James J. White Building
The six-story iron front building at 361 Broadway was formerly known as the James J. White Building. It designed by W. Wheeler Smith and built between 1881 and 1882. Smith was a well-known architect, self-made millionaire and philanthropist. 361 Broadway was one of the last cast-iron buildings developed after the boom in the area following the end of the Civil War. 361 Broadway was once home to Scientific American and textile concerns. Today, the building is part of Nyack College.
Building History & Stories
The building at 361 Broadway was one of the last cast-iron buildings developed in New York after the post Civil War boom, which turned Tribeca into the dry goods trade center for the country. Most of the new construction that sprung up in the area during this era was developed for utilitarianism with cubic, flat-roofs and flat surfaces. The buildings had large windows, which provided greater natural lighting for interiors and usable floor space. 361 Broadway followed suit.
The building was originally known as the James J. White Building.

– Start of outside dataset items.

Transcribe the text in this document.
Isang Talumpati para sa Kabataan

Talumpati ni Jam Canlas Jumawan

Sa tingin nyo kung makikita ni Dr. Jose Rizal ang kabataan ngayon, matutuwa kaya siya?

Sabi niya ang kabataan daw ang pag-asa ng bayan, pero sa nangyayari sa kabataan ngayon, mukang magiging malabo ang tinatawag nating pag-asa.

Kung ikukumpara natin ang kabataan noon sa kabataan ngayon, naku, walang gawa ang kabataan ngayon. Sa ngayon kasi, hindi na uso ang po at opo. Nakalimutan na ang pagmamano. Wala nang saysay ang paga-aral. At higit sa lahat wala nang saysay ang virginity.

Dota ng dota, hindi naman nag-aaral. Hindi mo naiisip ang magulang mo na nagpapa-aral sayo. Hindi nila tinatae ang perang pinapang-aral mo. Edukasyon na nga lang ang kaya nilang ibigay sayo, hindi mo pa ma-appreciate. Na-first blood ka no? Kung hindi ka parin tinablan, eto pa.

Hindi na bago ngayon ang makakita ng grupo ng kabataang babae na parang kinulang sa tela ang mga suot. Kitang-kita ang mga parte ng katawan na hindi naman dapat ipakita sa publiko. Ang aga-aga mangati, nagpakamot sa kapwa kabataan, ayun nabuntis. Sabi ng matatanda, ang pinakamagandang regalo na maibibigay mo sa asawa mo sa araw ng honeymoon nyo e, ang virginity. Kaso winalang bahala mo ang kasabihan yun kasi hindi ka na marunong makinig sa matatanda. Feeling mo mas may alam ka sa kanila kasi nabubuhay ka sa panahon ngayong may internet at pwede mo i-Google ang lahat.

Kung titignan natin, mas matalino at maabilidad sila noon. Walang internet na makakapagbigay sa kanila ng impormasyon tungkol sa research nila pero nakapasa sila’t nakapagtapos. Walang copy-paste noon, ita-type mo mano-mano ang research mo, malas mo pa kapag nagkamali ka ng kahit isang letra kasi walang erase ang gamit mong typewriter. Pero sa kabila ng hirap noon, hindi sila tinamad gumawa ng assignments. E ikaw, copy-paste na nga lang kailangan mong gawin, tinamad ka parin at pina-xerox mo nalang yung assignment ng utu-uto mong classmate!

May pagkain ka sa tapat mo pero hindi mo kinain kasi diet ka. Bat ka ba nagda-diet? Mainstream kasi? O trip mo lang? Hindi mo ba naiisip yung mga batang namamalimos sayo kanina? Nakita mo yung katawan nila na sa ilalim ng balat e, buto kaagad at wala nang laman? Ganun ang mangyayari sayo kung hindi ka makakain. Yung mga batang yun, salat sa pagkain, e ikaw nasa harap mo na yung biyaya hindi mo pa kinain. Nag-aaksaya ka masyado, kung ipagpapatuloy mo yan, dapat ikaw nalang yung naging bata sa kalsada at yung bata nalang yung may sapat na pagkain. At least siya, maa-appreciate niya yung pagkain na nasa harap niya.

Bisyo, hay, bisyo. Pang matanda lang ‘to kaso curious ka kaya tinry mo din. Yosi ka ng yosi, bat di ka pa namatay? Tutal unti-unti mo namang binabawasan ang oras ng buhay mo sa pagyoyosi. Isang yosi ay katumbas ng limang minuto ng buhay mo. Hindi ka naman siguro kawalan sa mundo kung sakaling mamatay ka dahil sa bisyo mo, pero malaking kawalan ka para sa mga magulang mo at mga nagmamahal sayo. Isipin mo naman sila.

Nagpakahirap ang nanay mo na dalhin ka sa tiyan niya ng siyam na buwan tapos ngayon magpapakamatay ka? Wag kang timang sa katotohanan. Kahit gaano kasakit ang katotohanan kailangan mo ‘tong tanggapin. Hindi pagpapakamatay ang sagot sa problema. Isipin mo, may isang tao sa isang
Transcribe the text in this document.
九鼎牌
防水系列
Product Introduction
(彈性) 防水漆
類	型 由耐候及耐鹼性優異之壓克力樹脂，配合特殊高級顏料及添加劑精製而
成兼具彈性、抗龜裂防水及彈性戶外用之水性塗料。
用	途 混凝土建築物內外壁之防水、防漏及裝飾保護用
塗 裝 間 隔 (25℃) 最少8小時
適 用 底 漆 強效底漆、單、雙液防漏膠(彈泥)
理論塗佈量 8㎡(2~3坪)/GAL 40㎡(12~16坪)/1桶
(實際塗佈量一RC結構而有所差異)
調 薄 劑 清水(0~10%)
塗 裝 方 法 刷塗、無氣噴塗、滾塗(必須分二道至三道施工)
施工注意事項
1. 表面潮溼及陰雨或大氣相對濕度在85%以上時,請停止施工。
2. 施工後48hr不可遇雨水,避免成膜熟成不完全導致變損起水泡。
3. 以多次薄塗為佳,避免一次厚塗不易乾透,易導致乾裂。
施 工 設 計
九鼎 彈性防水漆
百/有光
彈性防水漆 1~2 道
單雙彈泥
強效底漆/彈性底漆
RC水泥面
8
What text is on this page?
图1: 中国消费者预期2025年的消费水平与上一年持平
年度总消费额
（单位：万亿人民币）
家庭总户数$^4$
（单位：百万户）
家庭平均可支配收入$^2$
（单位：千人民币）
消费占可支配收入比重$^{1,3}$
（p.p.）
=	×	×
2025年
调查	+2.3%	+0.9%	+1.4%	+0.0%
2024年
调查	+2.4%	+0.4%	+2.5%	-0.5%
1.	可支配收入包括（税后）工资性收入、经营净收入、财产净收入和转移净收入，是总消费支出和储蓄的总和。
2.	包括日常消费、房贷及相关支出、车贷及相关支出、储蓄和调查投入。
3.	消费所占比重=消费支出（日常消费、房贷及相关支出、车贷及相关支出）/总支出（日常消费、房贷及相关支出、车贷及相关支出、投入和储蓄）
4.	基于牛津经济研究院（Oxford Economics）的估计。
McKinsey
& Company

It designed by William Wheeler Smith and built between 1881 and 1882. William Wheeler Smith, professionally know as W. Wheeler Smith, was an accomplished American architect and developer active in the late-nineteenth- and early-twentieth-century in New York City. He was born in 1838 and died in 1908. Smith had offices located at 17 East 77th Street and 971 Madison Avenue in New York City. He was a self-made millionaire and noted philanthropist. Smith was known for designing many important buildings in New York City including the St. Nicholas Collegiate Reformed Protestant Dutch Church and the College of Physicians and Surgeons of Roosevelt Hospital, both of these buildings have since been demolished. Smith also designed the Syms Operating Theater in Roosevelt Hospital, which still remains today.
The building at 361 Broadway was once home to Scientific American and textile concerns. Today, the building houses a branch of Nyack College. The building has not aged well in recent years. Its surface is tinted with rust and paint is flaking off exposing metal. As of August 2011, 361 Broadway was being renovated and was hidden under scaffolding.
The six-story iron front building at 361 Broadway was designed in neo-Grecian style. Slender columns define the windows and doors on the ground floor. The ivy-sketched columns stand on pedestals and have stylized capitals, above which are cast iron rosettes. There is a small raised pediment positioned over the two central window bays on the Broadway facing façade.